Clara Torres Latorre


Clara Torres Latorre is a Spanish mathematician. She holds 16 international titles, ten of which are gold medals. This achievement has made her the Valencian student with the best results in history in university-level math competitions.

Career

Torres studied the Bachelor's Degree in Mathematics and Physical Engineering at the CFIS of the Polytechnic University of Catalonia as part of the Estalmat project. In 2014, she achieved gold medals in three high school science olympiads. That same year, she was honored at the Palace of the Generalitat Valenciana. Sir Harold Walter Kroto, Nobel Prize in Chemistry, went specifically to the Palace to meet Torres and her teammates.
For two consecutive years, in 2013 and 2014, Torres won gold medals in the Mediterranean Mathematics Competition. She also won gold in 2013, in Bolivia, at the Ibero-American Chemistry Olympiad. She later added four more golds in mathematics: in 2014, in Bucharest, she earned gold at the International Mathematical Arhimede Contest; in 2015, in Puerto Rico, she won absolute gold at the Ibero-American Mathematical Olympiad, leading the Spanish team that finished in third place. That same year, in Bulgaria at the International Mathematics Competition for University Students, she won another gold.
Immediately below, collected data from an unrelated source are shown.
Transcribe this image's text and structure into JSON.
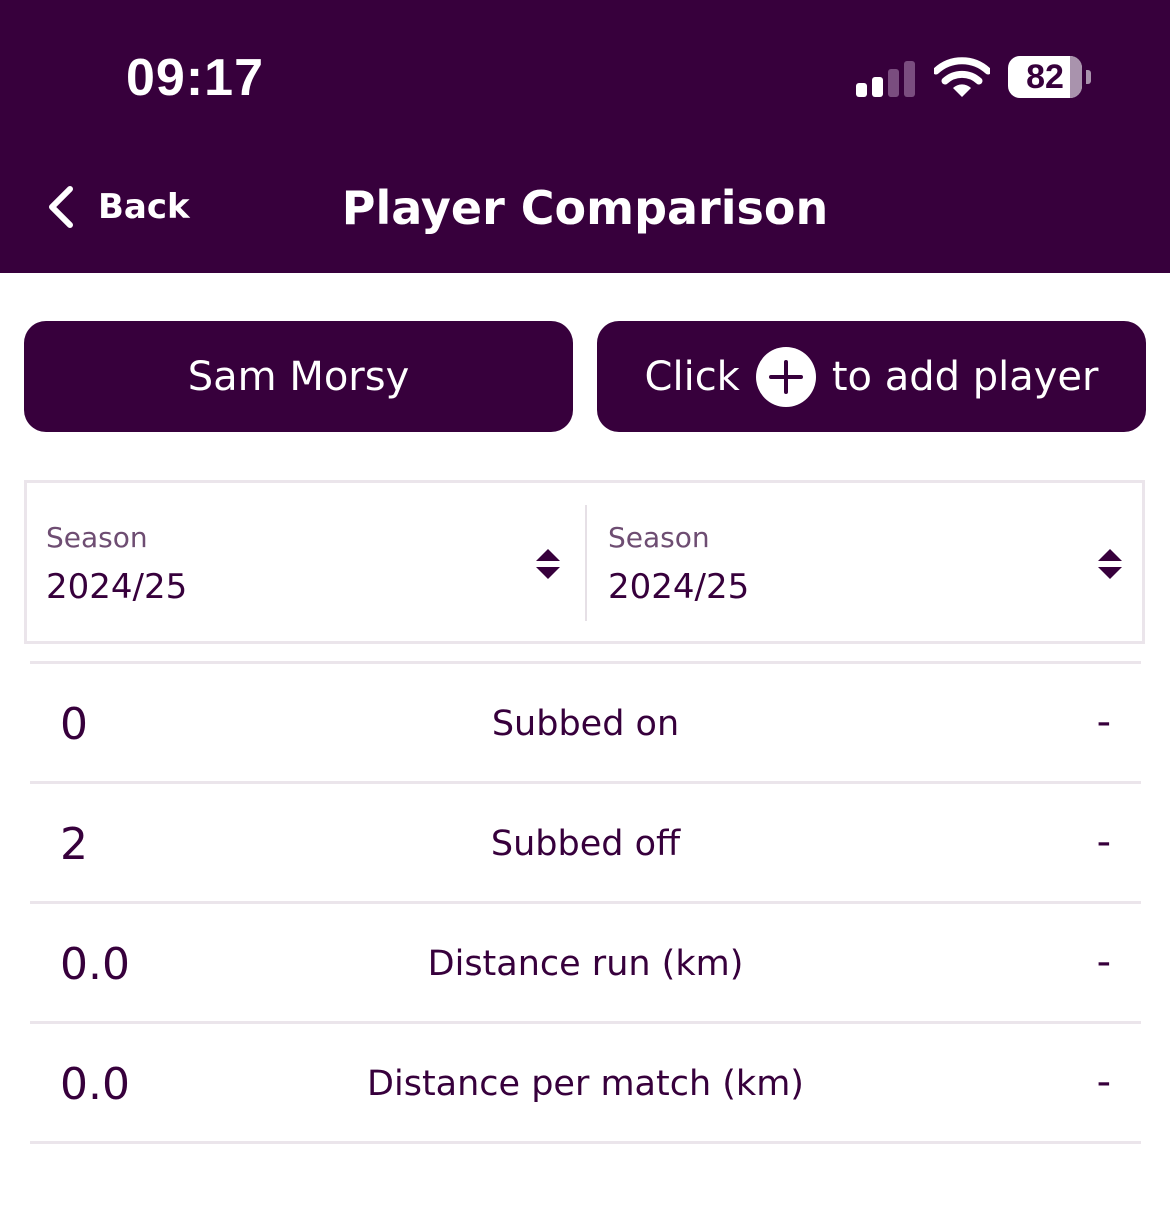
{
  "status_bar": {
    "time": "09:17",
    "battery": "82"
  },
  "nav": {
    "back_label": "Back",
    "title": "Player Comparison"
  },
  "players": {
    "left": "Sam Morsy",
    "right_prefix": "Click",
    "right_suffix": "to add player"
  },
  "seasons": [
    {
      "label": "Season",
      "value": "2024/25"
    },
    {
      "label": "Season",
      "value": "2024/25"
    }
  ],
  "stats": [
    {
      "left": "0",
      "label": "Subbed on",
      "right": "-"
    },
    {
      "left": "2",
      "label": "Subbed off",
      "right": "-"
    },
    {
      "left": "0.0",
      "label": "Distance run (km)",
      "right": "-"
    },
    {
      "left": "0.0",
      "label": "Distance per match (km)",
      "right": "-"
    }
  ],
  "colors": {
    "brand": "#37003c",
    "background": "#ffffff",
    "divider": "#ebe5eb"
  }
}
In 2016, she repeated the achievement and also won gold in a speed programming competition in Porto.
In 2014, after placing in the top two positions for four years in the Kangaroo Math Contest, Torres Latorre received the Silver Pin, the highest award from the Catalan Mathematical Society for competitors who earn recognition all four years.
In 2016, at the 30th Ibero-American Mathematics Olympiad, she also won another gold medal.
Years later, having fully embraced her gender identity as Clara, in June 2024 Torres Latorre obtained her PhD in Mathematics on the theory of regularity in obstacle problems of the Harnack inequality, from the University of Barcelona.